32. radość

2.7K 84 56
                                    

Kilka tygodni później wszystko stopniowo zaczęło się układać, a zawdzięczam to przede wszystkim swojemu wspaniałemu mężowi, który o każdej porze dnia i nocy potrafił opiekować się mną jak najlepiej. Dodatkowo ogromne wsparcie od rodziny Janka, która na wieść o dziecku z radością na twarzy przygarnęła nas w swoje ramiona i zachęciła nam swoją ogromną pomoc w nowym etapie życia sprawiło, że wszelkie zmartwienia i obawy odeszły w niepamięć, a zarówno mnie jak i Janka ogarnął całkowity spokój i ogromne opanowanie. Ważne dla nas było także wsparcie naszych wspaniałych przyjaciół, a przede wszystkim Natalki i Kacpra, którzy zadeklarowali się w całkowitą pomoc przy naszym dziecku, a na radosną nowinę z ich twarzy nie schodził  szeroki uśmiech, a nurtujące ich pytania o płeć i imię dziecka padały średnio co kilka dni.
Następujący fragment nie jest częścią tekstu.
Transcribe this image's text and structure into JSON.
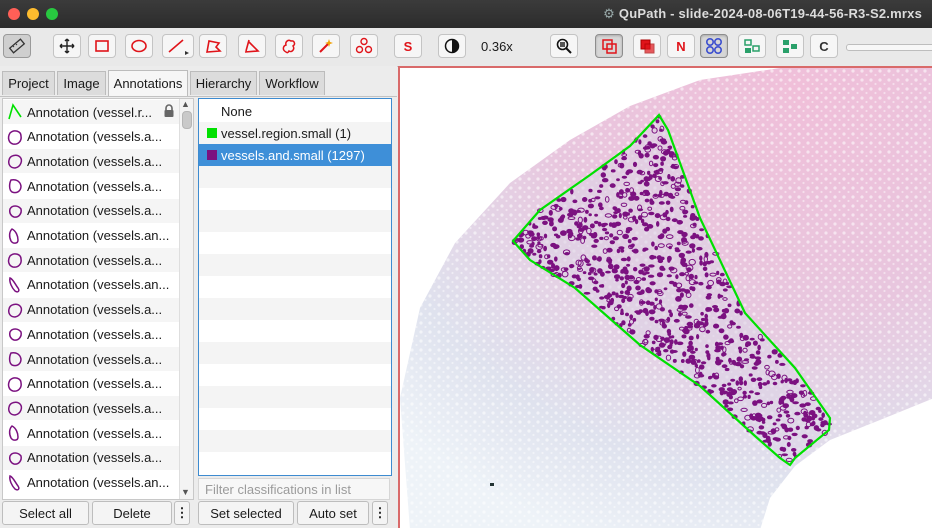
{
  "window": {
    "title": "QuPath - slide-2024-08-06T19-44-56-R3-S2.mrxs"
  },
  "toolbar": {
    "zoom_label": "0.36x",
    "tools": [
      "measure",
      "move",
      "rectangle",
      "ellipse",
      "line",
      "polygon",
      "polyline",
      "brush",
      "wand",
      "points"
    ],
    "selection_mode_label": "S",
    "contrast_icon": "half-circle-icon",
    "overlay_buttons": [
      "show-annotations",
      "fill-annotations",
      "show-names",
      "show-detections",
      "show-cells",
      "show-tma",
      "show-grid"
    ],
    "names_label": "N",
    "counting_label": "C"
  },
  "tabs": [
    "Project",
    "Image",
    "Annotations",
    "Hierarchy",
    "Workflow"
  ],
  "active_tab": "Annotations",
  "annotations": [
    {
      "label": "Annotation (vessel.r...",
      "shape": "line",
      "color": "#00e000",
      "locked": true
    },
    {
      "label": "Annotation (vessels.a...",
      "shape": "blob1",
      "color": "#7b1180"
    },
    {
      "label": "Annotation (vessels.a...",
      "shape": "blob2",
      "color": "#7b1180"
    },
    {
      "label": "Annotation (vessels.a...",
      "shape": "blob3",
      "color": "#7b1180"
    },
    {
      "label": "Annotation (vessels.a...",
      "shape": "blob4",
      "color": "#7b1180"
    },
    {
      "label": "Annotation (vessels.an...",
      "shape": "blob5",
      "color": "#7b1180"
    },
    {
      "label": "Annotation (vessels.a...",
      "shape": "blob1",
      "color": "#7b1180"
    },
    {
      "label": "Annotation (vessels.an...",
      "shape": "blob6",
      "color": "#7b1180"
    },
    {
      "label": "Annotation (vessels.a...",
      "shape": "blob2",
      "color": "#7b1180"
    },
    {
      "label": "Annotation (vessels.a...",
      "shape": "blob4",
      "color": "#7b1180"
    },
    {
      "label": "Annotation (vessels.a...",
      "shape": "blob3",
      "color": "#7b1180"
    },
    {
      "label": "Annotation (vessels.a...",
      "shape": "blob1",
      "color": "#7b1180"
    },
    {
      "label": "Annotation (vessels.a...",
      "shape": "blob2",
      "color": "#7b1180"
    },
    {
      "label": "Annotation (vessels.a...",
      "shape": "blob5",
      "color": "#7b1180"
    },
    {
      "label": "Annotation (vessels.a...",
      "shape": "blob4",
      "color": "#7b1180"
    },
    {
      "label": "Annotation (vessels.an...",
      "shape": "blob6",
      "color": "#7b1180"
    }
  ],
  "classes": [
    {
      "label": "None",
      "color": null,
      "selected": false
    },
    {
      "label": "vessel.region.small (1)",
      "color": "#00e000",
      "selected": false
    },
    {
      "label": "vessels.and.small (1297)",
      "color": "#7b1180",
      "selected": true
    }
  ],
  "filter_placeholder": "Filter classifications in list",
  "buttons": {
    "select_all": "Select all",
    "delete": "Delete",
    "more": "⋮",
    "set_selected": "Set selected",
    "auto_set": "Auto set"
  },
  "colors": {
    "region_outline": "#00e000",
    "vessel_fill": "#7b1180",
    "tissue_pink": "#e8c3dc",
    "selection_blue": "#3e8fd8",
    "viewer_border": "#d96a6a"
  }
}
Można było spodziewać się, że każdy rodzic oczekuje na inną płeć ich dziecka. Tak też było w naszym przypadku. Janek chciał syna, z którym będzie mógł pograć w piłkę, w wolnym czasie pobawić się nowymi autami, a jak dorośnie przygotować go do dorosłego życia i nauczyć jak szanować kobietę. Ja natomiast marzyłam o córce i o kupowaniu jej kolorowych sukienek, nowych lalek, a w przyszłości nauczenia jej podejmowania poważnych decyzji. Ale niezależnie od płci dziecka obdarzymy go wielką rodzicielską miłością. To właśnie dzisiaj miałam wybrać się na kolejną wizytę na której to znana będzie nam płeć dziecka, a co za tym idzie będziemy mogli  zacząć długotrwałe dyskusje na temat wybrania mu bądź jej imienia.

Już od samego rana ogarniał mnie niesamowity stres. Na dzisiejszą wizytę do lekarza miałam wybrać się razem z Jankiem. Nie spodziewałam się, aż tak wielkiej radości z jego strony. Codziennie pytał o moje samopoczucie, codziennie wracał wcześniej z pracy, aby móc spędzić ze mną wieczór, leżeć w łóżku pod ciepłą kołdrą i opowiadać mi niesamowite historie. Jedna z nich, która najbardziej zapadła mi w pamięci była z czasów kiedy to Janek opiekował się swoim młodszym bratem Filipem podczas nieobecności swoich rodziców. Jego historie były tak wspaniałe, że mogłabym je słuchać godzinami bez przerwy.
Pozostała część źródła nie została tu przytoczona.